Untuk memperoleh tingkat pendapatan yang diinginkan, maka seharusnya mempertimbangkan harga jual dari produksinya, melakukan perhitungan terhadap semua unsur biaya selanjutnya menentukan harga pokok hasil usahataninya (Fadholi, 1990). Menurut Soekartawi (1999) biaya usahatani biasanya diklasifikasikan menjadi dua, yaitu biaya tetap (fixed cost) dan biaya tidak tetap (va ria ble cost).Biaya tetap (FC) adalah biaya yang relatif jumlahnya dan terus dikeluarkan walaupun produksi yang diperoleh banyak atau sedikit. Biaya variabel (VC) adalah biaya yang besar kecilnya dipengaruhi oleh produksi yang diperoleh, contohnya biaya tenaga kerja.


(8)

Harga pasar suatu komoditi dan jumlah yang diperjualbelikan ditentukan oleh permintaan dan penawaran dari komoditi tersebut.Dengan harga pasar dimaksudkan harga yang disepakati oleh penjual dan pembeli (Sugiarto, 2000).

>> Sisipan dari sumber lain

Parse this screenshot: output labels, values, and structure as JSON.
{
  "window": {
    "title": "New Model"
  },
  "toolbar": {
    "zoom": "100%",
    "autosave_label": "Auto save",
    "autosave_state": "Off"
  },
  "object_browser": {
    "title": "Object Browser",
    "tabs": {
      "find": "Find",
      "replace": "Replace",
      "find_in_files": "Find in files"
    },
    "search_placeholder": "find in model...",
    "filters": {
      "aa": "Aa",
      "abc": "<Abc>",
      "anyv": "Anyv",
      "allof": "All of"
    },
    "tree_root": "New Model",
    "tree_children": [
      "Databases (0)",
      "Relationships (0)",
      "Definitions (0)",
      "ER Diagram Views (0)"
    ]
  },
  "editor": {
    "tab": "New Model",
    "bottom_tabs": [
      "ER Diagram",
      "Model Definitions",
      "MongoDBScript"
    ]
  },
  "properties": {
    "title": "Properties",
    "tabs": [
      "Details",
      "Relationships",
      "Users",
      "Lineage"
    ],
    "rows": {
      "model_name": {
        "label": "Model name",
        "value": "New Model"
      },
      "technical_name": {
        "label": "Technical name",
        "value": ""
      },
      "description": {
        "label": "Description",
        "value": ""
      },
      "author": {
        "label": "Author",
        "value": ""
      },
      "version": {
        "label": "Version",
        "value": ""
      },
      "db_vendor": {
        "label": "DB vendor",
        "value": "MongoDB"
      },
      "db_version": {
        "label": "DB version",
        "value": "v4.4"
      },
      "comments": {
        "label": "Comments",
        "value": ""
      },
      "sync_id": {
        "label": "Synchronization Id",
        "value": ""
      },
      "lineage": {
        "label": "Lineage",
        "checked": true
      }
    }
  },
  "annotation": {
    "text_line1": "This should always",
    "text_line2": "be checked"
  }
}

2.2.3 Analisis Kelayakan Usahatani

Sebelum melakukan pengembangan usaha hendaknya dilakukan suatu kajian yang cukup mendalam untuk mengetahui apakah usaha yang dilakukan itu layak atau tidak layak.Aspek yang perlu dikaji adalah aspek finansial (keuangan) dan pasar (bagaimana permintaan dan harga atas produksi yang dihasilkan). Jika aspek ini jelas maka prospek kedepan untuk usaha tersebut jelas, begitu juga sebaliknya apabila aspek ini tidak jelas maka prospek ke depan juga tidak jelas (Umar, 2005).

Salah satu cara untuk mengetahui kelayakan suatu usaha adalah dengan cara menganalisis perbandingan penerimaan dan biaya usaha tersebut, yaitu menggunakan analisis R/C dimana R/C dapat menunjukkan besarnya penerimaan yang diperoleh dengan pengeluaran dalam satu satuan biaya. R/C adalah singkatan dari revenue-cost ra tio, atau dikenal sebagai perbandingan atau nisbah antara penerima dan biaya. Makin besar nilai R/C ratio usahatani itu makin besar keuntungan yang diperoleh dari usaha tersebut (Soekartawi, 1995).

Analisis lain yang dapat digunakan untuk menghitung kelayakan usahatani adalah analisis B/C Ra tio. Menurut Soekartawi (1995), analisis benefit-cost ra tio (B/C) ini pada prinsipnya sama saja dengan analisis R/C (revenue-cost ra tio), hanya saja pada analisis B/C ratio ini data yang diperhitungkan adalah besarnya manfaat.


(9)

2.2.4 Karakteristik Petani

Petani memiliki karakteristik yang beragam, karakteristik tersebut dapat berupa karakter demografis, karakter sosial serta karakter kondisi ekonomi petani itu sendiri. Karakter -karakter tersebut yang membedakan tipe perilaku petani pada situasi tertentu. Karakteristik yang diamati dalam penelitian ini adalah umur, pendidikan, luas lahan garapan, pengalaman usahatani dan jumlah tanggungan keluarga.

1. Umur

Umur responden merupakan lama responden hidup hingga penelitian dilakukan, umur produktif petani akan mempengaruhi proses adopsi suatu inovasi baru. Menurut BPS (2012), berdasarkan komposisi penduduk, umur dikelompokkan menjadi 3 yaitu umur 0-14 tahun dianggap sebagai kelompok penduduk belum produktif, kelompok penduduk umur 15-64 tahun sebagai kelompok produktif dan kelompok umur 65 tahun keatas sebagai kelompok penduduk yang tidak lagi produktif.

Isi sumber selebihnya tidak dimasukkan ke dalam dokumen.